Un Etat pourrait éviter un scénario catastrophe d’un défaut de paiement en augmentant ses recettes. Autrement dit, en prélevant des impôts sur les catégories sociales les plus aisées qui épargnent le plus ; ce qui ne diminuerait donc pas la consommation. Diverses études montrent que le déficit budgétaire grec pourrait être couvert par une imposition des riches qui sont parmi les créanciers de l’Etat. Pourquoi oublier que F. D. Roosevelt, en 1932, faisait passer le taux marginal d’imposition des hauts revenus à 79% (pour le futur, en Grèce, il est prévu à 45% !).
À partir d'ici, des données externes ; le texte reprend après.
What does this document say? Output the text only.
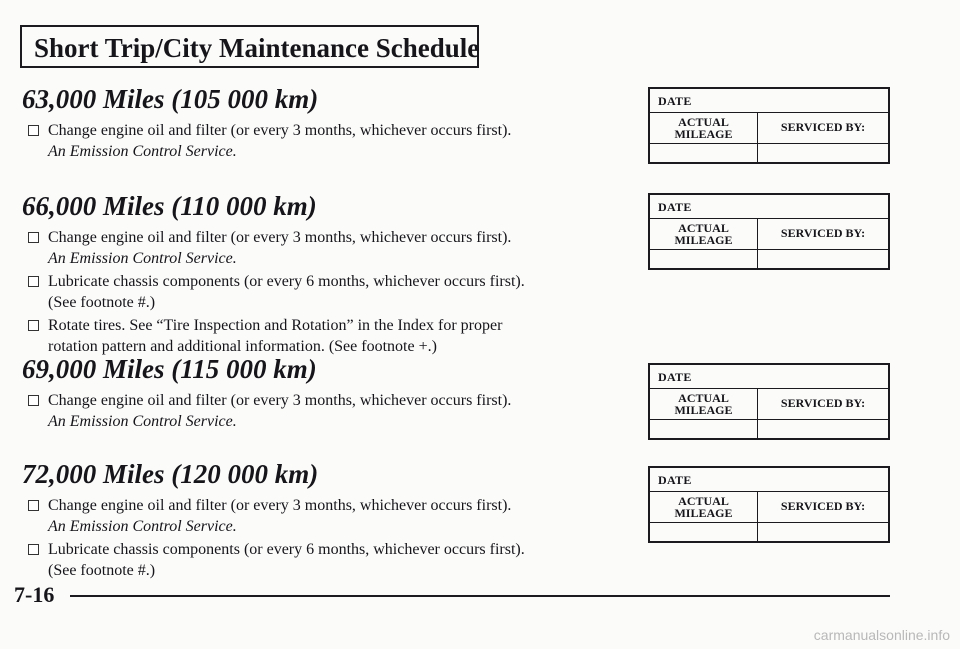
Short Trip/City Maintenance Schedule
63,000 Miles (105 000 km)
Change engine oil and filter (or every 3 months, whichever occurs first).
An Emission Control Service.
66,000 Miles (110 000 km)
Change engine oil and filter (or every 3 months, whichever occurs first).
An Emission Control Service.
Lubricate chassis components (or every 6 months, whichever occurs first).
(See footnote #.)
Rotate tires. See “Tire Inspection and Rotation” in the Index for proper
rotation pattern and additional information. (See footnote +.)
69,000 Miles (115 000 km)
Change engine oil and filter (or every 3 months, whichever occurs first).
An Emission Control Service.
72,000 Miles (120 000 km)
Change engine oil and filter (or every 3 months, whichever occurs first).
An Emission Control Service.
Lubricate chassis components (or every 6 months, whichever occurs first).
(See footnote #.)
DATE
ACTUAL
MILEAGE	SERVICED BY:
DATE
ACTUAL
MILEAGE	SERVICED BY:
DATE
ACTUAL
MILEAGE	SERVICED BY:
DATE
ACTUAL
MILEAGE	SERVICED BY:
7-16
carmanualsonline.info
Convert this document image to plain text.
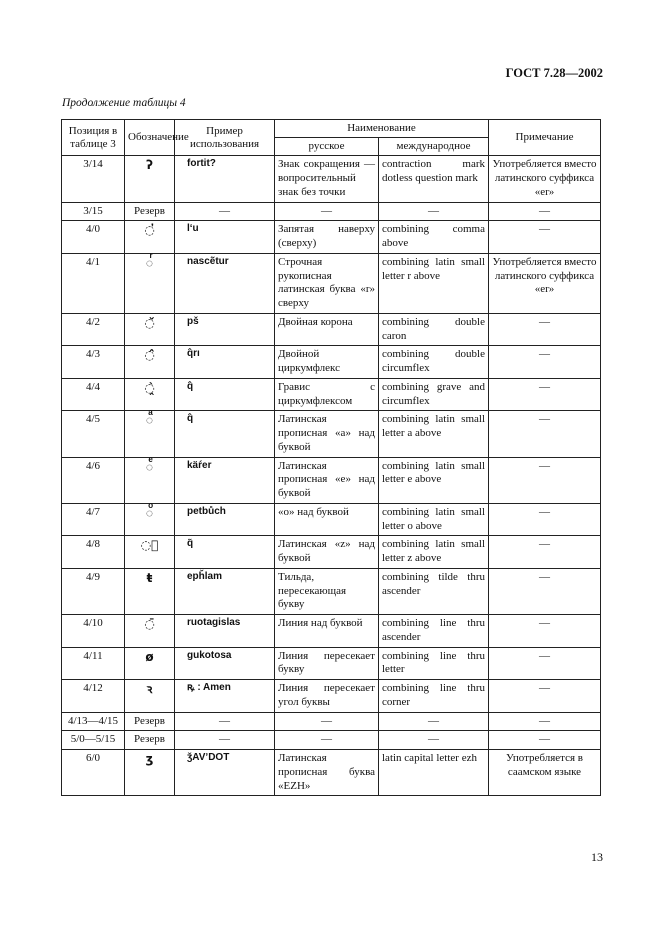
ГОСТ 7.28—2002
Продолжение таблицы 4
Позиция в таблице 3	Обозначение	Пример использования	Наименование		Примечание
			русское	международное	
3/14	ʔ	fortit?	Знак сокращения — вопросительный знак без точки	contraction mark dotless question mark	Употребляется вместо латинского суффикса «er»
3/15	Резерв	—	—	—	—
4/0	◌̓	lʻu	Запятая наверху (сверху)	combining comma above	—
4/1	◌ͬ	nascẽtur	Строчная рукописная латинская буква «r» сверху	combining latin small letter r above	Употребляется вместо латинского суффикса «er»
4/2	◌̌̌	pš	Двойная корона	combining double caron	—
4/3	◌̂̂	q̂rı	Двойной циркумфлекс	combining double circumflex	—
4/4	◌̭̀	q̂	Гравис с циркумфлексом	combining grave and circumflex	—
4/5	◌ͣ	q̂	Латинская прописная «a» над буквой	combining latin small letter a above	—
4/6	◌ͤ	käŕer	Латинская прописная «e» над буквой	combining latin small letter e above	—
4/7	◌ͦ	petbůch	«o» над буквой	combining latin small letter o above	—
4/8	◌ᷦ	q̃	Латинская «z» над буквой	combining latin small letter z above	—
4/9	ŧ	epȟlam	Тильда, пересекающая букву	combining tilde thru ascender	—
4/10	◌̄	ruotagislas	Линия над буквой	combining line thru ascender	—
4/11	ø	gukotosa	Линия пересекает букву	combining line thru letter	—
4/12	ꝛ	ꝶ : Amen	Линия пересекает угол буквы	combining line thru corner	—
4/13—4/15	Резерв	—	—	—	—
5/0—5/15	Резерв	—	—	—	—
6/0	ʒ	ǯAVʼDOT	Латинская прописная буква «EZH»	latin capital letter ezh	Употребляется в саамском языке
13
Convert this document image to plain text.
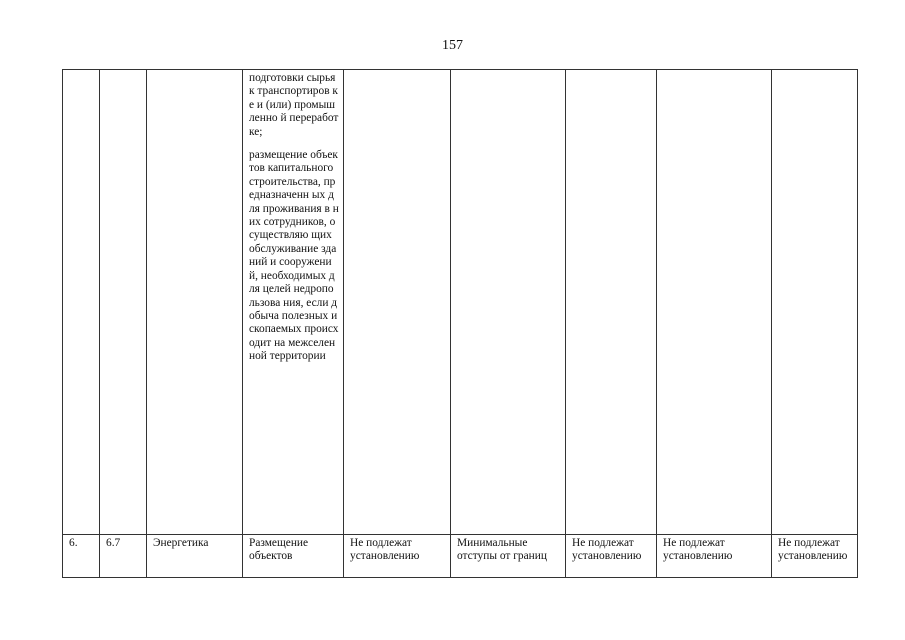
157

			подготовки сырья к транспортиров ке и (или) промышленно й переработке;

размещение объектов капитального строительства, предназначенн ых для проживания в них сотрудников, осуществляю щих обслуживание зданий и сооружений, необходимых для целей недропользова ния, если добыча полезных ископаемых происходит на межселенной территории					

6.	6.7	Энергетика	Размещение объектов	Не подлежат установлению	Минимальные отступы от границ	Не подлежат установлению	Не подлежат установлению	Не подлежат установлению
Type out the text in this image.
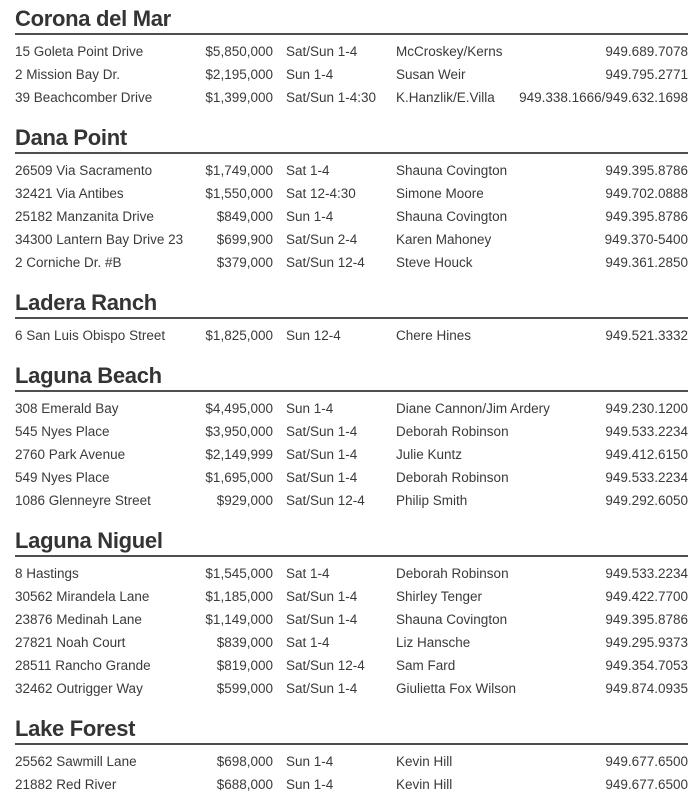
Corona del Mar
15 Goleta Point Drive	$5,850,000 Sat/Sun 1-4	McCroskey/Kerns	949.689.7078
2 Mission Bay Dr.	$2,195,000 Sun 1-4	Susan Weir	949.795.2771
39 Beachcomber Drive	$1,399,000 Sat/Sun 1-4:30	K.Hanzlik/E.Villa	949.338.1666/949.632.1698
Dana Point
26509 Via Sacramento	$1,749,000 Sat 1-4	Shauna Covington	949.395.8786
32421 Via Antibes	$1,550,000 Sat 12-4:30	Simone Moore	949.702.0888
25182 Manzanita Drive	$849,000 Sun 1-4	Shauna Covington	949.395.8786
34300 Lantern Bay Drive 23	$699,900 Sat/Sun 2-4	Karen Mahoney	949.370-5400
2 Corniche Dr. #B	$379,000 Sat/Sun 12-4	Steve Houck	949.361.2850
Ladera Ranch
6 San Luis Obispo Street	$1,825,000 Sun 12-4	Chere Hines	949.521.3332
Laguna Beach
308 Emerald Bay	$4,495,000 Sun 1-4	Diane Cannon/Jim Ardery	949.230.1200
545 Nyes Place	$3,950,000 Sat/Sun 1-4	Deborah Robinson	949.533.2234
2760 Park Avenue	$2,149,999 Sat/Sun 1-4	Julie Kuntz	949.412.6150
549 Nyes Place	$1,695,000 Sat/Sun 1-4	Deborah Robinson	949.533.2234
1086 Glenneyre Street	$929,000 Sat/Sun 12-4	Philip Smith	949.292.6050
Laguna Niguel
8 Hastings	$1,545,000 Sat 1-4	Deborah Robinson	949.533.2234
30562 Mirandela Lane	$1,185,000 Sat/Sun 1-4	Shirley Tenger	949.422.7700
23876 Medinah Lane	$1,149,000 Sat/Sun 1-4	Shauna Covington	949.395.8786
27821 Noah Court	$839,000 Sat 1-4	Liz Hansche	949.295.9373
28511 Rancho Grande	$819,000 Sat/Sun 12-4	Sam Fard	949.354.7053
32462 Outrigger Way	$599,000 Sat/Sun 1-4	Giulietta Fox Wilson	949.874.0935
Lake Forest
25562 Sawmill Lane	$698,000 Sun 1-4	Kevin Hill	949.677.6500
21882 Red River	$688,000 Sun 1-4	Kevin Hill	949.677.6500
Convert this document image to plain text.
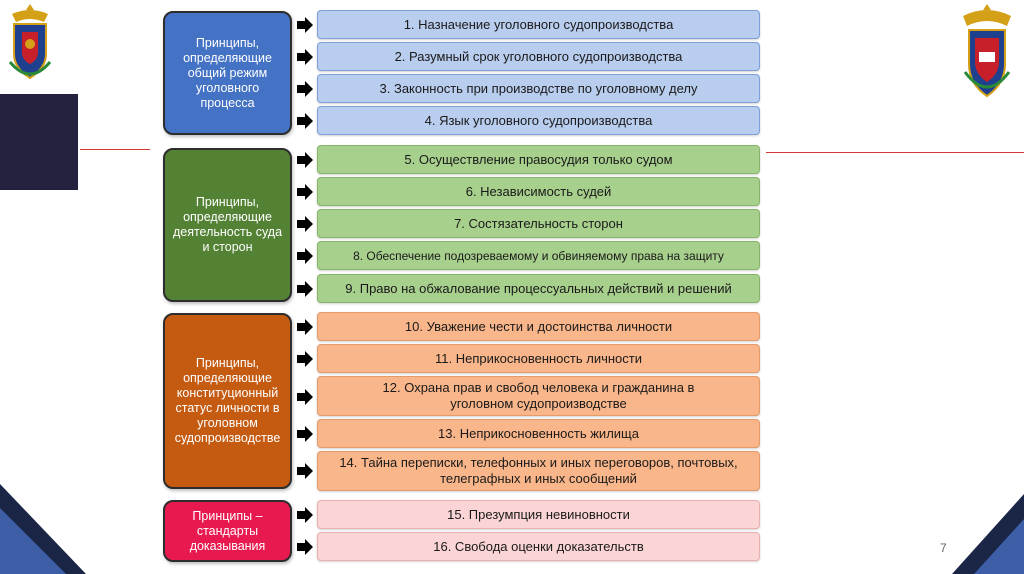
Принципы, определяющие общий режим уголовного процесса
Принципы, определяющие деятельность суда и сторон
Принципы, определяющие конституционный статус личности в уголовном судопроизводстве
Принципы – стандарты доказывания
1. Назначение уголовного судопроизводства
2. Разумный срок уголовного судопроизводства
3. Законность при производстве по уголовному делу
4. Язык уголовного судопроизводства
5. Осуществление правосудия только судом
6. Независимость судей
7. Состязательность сторон
8. Обеспечение подозреваемому и обвиняемому права на защиту
9. Право на обжалование процессуальных действий и решений
10. Уважение чести и достоинства личности
11. Неприкосновенность личности
12. Охрана прав и свобод человека и гражданина в уголовном судопроизводстве
13. Неприкосновенность жилища
14. Тайна переписки, телефонных и иных переговоров, почтовых, телеграфных и иных сообщений
15. Презумпция невиновности
16. Свобода оценки доказательств	7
Une étude de la banque HSBC (Mathilde Lemoine) indique que 29% du dernier emprunt de 5 milliards d’euros émis par la Grèce a été souscrit – à un taux délirant de 6,25% – par des Grecs, donc des riches, et demain, encore plus riches ! Ce choix d’imposition est rejeté, à partir d’une défense des intérêts des classes dominantes, qui implique, elle, une attaque multidimensionnelle menée par les gouvernements en place contre la majorité qui produit la richesse sociale d’un pays.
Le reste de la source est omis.